Beyond a meal, those participating in case management will have access to new on-site showers and laundry.
“A meal falls into the category of basic needs,” Schiavone said. “Without your basic needs met, you’re not going to be able to seek employment or housing. The meal is a means of engaging homeless clientele in more advanced services to help them achieve self-sufficiency and a better quality of life.”
He explained the idea is to help homeless individuals feel “comfortable enough to seek services.”
“A lot of people who are homeless have no idea where to go,” explained Glenn Falcao, campaign chairman on the St. Vincent de Paul board. “They lose a little of their dignity, and they’re not as apt to get help sometimes.”
Falcao believes the Beans and Bread expansion and renovation will further work toward getting people “back into society, back on their feet. We don’t want them to be on welfare forever.”
To that end, Schiavone said, it is “The critical thing expanding is the day resource area.” It will provide offices for counseling and space for partner agencies to deliver their services. There will also be areas for support groups and life skills classes.
“The project will also improve access for people with disabilities by making the facility handicap accessible,” according to a St.

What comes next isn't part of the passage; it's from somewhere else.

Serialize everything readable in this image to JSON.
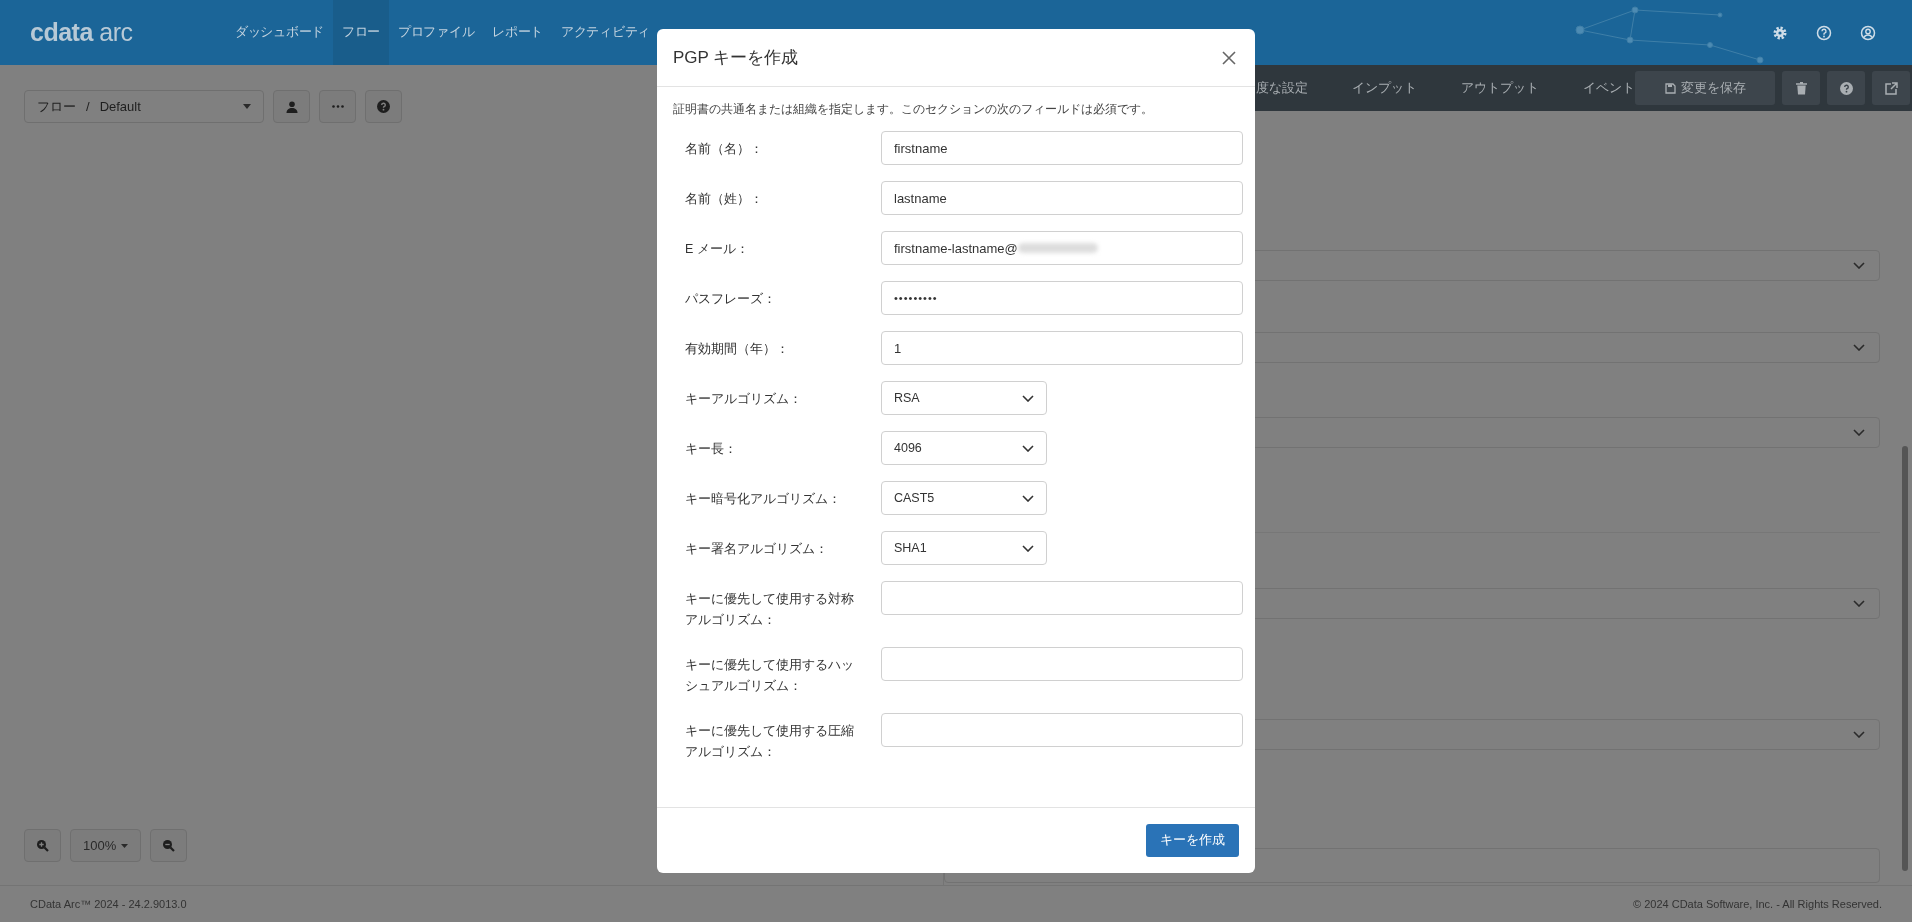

Vincent de Paul news release, “and accommodate the growing Home Connections program that provides permanent supportive housing to disabled individuals who had been previously chronically homeless.”
The kick-off event honored donors, including philanthropist Mary Catherine Bunting.
“Her gift really propelled this whole facility,” said Schiavone.
Also honored was Benedictine Sister Eleanor Noll, the coordinator of the meals program at Beans and Bread. Its new dining room will be renamed for Sister Eleanor, whom Schiavone said is “loved by volunteers, staff and guests alike.”
“It’s been a long road,” Schiavone said, “but we’re an organization that is serving people who don’t have a voice. We need to be that voice. We serve those who lack the very connections to other people that are part of the human experience. We heal not only the body but the spirit.”